Si aplicáramos estos preceptos del romanticismo, acaso el destino del joven Simón Bolívar, heredero de tierras pingües y de minas, vástago de una de las familias más ricas de Venezuela, subteniente de espada siempre envainada, sin uso, culto autodidacta, egresado de la mansión-escuela madrileña del Marqués de Uztáriz; acaso, repetimos, de no haber sufrido la horrenda herida que le ocasionara la muerte prematura de su amada María Teresa Rodríguez del Toro y Alaiza (inquiere Blanco Fombona en su libro Mocedades de Bolívar), el destino del joven Simón Bolívar nunca hubiera despertado al ser profundo que lo moviera a ofrecer su vida y su sueño de Libertador del Mediodía de América (como lo nombrara su maestro primordial) para presidir la lucha anticolonialista de Venezuela y de los pueblos sometidos por la corona española.
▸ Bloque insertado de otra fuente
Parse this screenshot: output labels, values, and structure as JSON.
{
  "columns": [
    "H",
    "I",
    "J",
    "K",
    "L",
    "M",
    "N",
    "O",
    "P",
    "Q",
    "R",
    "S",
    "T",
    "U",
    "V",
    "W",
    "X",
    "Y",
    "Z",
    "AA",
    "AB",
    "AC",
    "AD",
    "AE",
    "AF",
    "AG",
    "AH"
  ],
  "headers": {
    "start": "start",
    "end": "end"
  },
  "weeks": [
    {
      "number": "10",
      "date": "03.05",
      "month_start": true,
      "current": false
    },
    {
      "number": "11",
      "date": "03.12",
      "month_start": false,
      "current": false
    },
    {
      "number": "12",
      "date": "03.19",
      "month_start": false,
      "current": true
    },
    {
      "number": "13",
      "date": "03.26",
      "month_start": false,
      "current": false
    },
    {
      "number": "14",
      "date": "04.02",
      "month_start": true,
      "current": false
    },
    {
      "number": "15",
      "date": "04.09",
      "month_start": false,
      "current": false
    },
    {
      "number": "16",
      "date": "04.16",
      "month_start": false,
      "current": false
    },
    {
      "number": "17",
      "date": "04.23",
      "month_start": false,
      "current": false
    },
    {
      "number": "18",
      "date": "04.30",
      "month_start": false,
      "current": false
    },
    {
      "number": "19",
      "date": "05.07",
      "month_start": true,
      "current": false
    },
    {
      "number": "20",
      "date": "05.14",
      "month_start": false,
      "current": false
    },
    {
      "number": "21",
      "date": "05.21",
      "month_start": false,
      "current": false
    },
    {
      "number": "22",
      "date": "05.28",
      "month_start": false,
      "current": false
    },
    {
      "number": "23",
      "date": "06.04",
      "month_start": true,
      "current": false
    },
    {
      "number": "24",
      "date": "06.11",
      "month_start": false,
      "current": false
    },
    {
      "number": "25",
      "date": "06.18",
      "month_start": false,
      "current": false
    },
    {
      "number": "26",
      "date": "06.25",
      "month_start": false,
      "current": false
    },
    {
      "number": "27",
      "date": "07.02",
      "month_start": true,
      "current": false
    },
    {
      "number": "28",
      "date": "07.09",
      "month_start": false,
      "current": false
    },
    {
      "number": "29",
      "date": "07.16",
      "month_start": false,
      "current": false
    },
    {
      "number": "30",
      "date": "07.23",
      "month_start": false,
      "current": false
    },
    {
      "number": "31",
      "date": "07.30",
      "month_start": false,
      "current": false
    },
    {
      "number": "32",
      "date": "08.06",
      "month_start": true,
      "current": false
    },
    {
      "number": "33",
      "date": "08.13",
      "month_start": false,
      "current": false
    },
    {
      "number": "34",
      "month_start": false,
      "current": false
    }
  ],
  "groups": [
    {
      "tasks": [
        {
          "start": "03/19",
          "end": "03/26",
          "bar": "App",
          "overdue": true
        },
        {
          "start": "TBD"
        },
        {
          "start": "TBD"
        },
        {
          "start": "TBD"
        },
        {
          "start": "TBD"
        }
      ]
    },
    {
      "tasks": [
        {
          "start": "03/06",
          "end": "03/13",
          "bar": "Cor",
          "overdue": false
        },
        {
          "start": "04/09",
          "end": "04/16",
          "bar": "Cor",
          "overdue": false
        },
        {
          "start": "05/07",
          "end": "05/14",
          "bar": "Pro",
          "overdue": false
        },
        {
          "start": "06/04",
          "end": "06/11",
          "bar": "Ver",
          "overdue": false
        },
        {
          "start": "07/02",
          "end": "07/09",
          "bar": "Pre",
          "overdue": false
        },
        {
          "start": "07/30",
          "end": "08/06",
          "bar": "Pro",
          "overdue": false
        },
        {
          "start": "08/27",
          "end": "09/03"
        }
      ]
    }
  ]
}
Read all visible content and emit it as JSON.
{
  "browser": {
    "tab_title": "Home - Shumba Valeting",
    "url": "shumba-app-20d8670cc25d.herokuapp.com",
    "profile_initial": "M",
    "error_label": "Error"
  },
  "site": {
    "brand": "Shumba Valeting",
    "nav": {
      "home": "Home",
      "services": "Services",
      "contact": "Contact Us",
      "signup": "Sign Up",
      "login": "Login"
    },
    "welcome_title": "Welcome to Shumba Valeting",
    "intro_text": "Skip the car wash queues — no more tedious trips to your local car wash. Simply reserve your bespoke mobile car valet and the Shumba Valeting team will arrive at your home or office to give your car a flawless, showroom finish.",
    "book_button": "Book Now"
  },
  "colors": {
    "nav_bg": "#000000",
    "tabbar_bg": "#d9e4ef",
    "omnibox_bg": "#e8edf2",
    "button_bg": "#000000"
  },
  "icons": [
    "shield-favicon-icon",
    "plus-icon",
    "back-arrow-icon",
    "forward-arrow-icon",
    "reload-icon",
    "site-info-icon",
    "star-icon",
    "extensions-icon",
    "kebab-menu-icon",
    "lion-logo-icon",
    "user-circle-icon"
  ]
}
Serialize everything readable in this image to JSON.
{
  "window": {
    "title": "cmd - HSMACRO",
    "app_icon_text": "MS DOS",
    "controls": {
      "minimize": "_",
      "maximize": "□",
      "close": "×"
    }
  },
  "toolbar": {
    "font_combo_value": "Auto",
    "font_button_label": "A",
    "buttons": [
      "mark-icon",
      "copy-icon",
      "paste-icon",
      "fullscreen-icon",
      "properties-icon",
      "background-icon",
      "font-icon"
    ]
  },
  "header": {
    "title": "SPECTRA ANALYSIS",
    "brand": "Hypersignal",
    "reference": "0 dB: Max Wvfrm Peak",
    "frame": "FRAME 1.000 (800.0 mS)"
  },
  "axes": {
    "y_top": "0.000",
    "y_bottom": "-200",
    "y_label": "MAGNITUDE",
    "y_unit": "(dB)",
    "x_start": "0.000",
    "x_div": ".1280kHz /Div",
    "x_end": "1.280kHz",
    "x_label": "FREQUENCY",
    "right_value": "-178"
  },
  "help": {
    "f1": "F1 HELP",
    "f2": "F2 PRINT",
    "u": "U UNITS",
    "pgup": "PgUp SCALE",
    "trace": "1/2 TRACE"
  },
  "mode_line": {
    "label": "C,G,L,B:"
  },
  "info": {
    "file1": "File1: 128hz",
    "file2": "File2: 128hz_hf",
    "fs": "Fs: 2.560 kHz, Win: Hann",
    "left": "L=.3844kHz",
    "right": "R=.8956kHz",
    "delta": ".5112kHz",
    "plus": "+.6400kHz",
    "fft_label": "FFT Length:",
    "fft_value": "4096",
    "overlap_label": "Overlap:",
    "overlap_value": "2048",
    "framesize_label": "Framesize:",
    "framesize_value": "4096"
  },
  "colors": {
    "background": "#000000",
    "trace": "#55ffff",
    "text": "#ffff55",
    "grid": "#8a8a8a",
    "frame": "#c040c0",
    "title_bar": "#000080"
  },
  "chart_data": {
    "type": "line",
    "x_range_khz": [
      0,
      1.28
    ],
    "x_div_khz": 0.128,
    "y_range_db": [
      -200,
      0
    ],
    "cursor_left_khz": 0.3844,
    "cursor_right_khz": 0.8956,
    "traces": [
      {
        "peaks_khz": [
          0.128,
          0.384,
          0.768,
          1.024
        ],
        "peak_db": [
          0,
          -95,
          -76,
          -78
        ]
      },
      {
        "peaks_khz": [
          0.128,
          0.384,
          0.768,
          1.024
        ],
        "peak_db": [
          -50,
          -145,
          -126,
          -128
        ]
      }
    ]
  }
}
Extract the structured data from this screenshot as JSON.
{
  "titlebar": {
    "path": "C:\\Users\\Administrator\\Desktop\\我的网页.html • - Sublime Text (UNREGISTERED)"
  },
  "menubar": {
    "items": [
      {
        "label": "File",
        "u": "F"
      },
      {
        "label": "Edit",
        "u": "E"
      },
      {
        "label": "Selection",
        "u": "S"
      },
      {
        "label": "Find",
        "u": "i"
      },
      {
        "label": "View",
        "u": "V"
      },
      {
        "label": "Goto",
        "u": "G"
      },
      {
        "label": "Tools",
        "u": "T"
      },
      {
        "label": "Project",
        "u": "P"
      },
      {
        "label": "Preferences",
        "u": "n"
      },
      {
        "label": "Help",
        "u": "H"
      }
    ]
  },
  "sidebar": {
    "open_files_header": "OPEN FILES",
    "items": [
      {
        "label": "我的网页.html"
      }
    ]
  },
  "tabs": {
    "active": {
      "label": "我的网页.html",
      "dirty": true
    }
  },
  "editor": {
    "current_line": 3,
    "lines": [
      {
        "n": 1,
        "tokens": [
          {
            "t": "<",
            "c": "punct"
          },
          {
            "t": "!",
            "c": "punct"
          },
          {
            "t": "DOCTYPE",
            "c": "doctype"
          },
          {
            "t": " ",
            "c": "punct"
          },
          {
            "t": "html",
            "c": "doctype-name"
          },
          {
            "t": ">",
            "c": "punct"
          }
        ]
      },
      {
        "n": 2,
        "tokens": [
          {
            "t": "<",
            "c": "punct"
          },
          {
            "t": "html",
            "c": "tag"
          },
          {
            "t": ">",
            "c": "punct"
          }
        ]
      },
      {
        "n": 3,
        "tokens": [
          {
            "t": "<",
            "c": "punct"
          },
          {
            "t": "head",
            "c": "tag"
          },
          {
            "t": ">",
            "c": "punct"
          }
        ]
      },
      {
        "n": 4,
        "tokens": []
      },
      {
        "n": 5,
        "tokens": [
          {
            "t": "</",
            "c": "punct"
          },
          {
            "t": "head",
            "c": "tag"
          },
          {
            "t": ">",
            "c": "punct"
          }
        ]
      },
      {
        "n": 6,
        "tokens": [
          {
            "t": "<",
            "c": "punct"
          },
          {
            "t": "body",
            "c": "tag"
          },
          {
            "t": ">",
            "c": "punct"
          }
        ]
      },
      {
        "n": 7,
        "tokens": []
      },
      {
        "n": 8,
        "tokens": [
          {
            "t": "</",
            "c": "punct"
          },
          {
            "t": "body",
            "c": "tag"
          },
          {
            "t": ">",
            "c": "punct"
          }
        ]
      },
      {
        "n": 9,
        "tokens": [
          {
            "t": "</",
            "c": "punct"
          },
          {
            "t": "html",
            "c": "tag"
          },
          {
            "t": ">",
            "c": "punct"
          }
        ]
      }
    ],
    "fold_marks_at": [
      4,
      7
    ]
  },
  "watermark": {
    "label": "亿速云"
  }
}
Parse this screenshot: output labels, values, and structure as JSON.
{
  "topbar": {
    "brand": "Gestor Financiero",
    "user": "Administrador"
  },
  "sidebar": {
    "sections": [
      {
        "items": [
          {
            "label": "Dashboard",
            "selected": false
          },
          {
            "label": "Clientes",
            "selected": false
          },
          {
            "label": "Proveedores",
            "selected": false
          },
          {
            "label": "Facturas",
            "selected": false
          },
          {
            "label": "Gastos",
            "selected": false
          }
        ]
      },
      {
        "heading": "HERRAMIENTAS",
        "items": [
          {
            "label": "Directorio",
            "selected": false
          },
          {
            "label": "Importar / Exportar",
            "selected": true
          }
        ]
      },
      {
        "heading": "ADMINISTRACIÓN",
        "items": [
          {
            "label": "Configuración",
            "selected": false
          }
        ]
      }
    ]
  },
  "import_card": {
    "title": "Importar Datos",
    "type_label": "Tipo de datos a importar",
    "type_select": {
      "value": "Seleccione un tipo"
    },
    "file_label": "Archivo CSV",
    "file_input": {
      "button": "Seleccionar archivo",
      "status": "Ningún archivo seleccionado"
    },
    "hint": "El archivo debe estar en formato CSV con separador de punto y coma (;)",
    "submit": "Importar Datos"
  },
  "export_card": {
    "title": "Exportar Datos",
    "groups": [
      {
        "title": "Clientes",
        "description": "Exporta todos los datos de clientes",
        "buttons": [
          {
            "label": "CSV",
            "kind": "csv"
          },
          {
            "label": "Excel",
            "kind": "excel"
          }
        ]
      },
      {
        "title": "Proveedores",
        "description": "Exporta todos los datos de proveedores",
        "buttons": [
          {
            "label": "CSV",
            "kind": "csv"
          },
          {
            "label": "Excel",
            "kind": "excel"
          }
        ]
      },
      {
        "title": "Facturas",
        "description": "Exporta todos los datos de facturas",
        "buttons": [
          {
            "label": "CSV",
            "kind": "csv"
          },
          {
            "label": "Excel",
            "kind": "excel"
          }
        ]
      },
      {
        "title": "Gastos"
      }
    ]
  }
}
Desde aquella tarde del 24 de julio de 1783 de su nacimiento, aquel muchacho díscolo de la esquina de San Jacinto, emprendió cierto día, donde lo esperaba el destino, la lucha por la libertad de los pueblos de este Continente e hizo de ellos su patria, los de Venezuela y los de la América de su sueño antiimperialista.
Hoy, hace ya tiempo que bajó de las estatuas y anda adelante entre nosotros.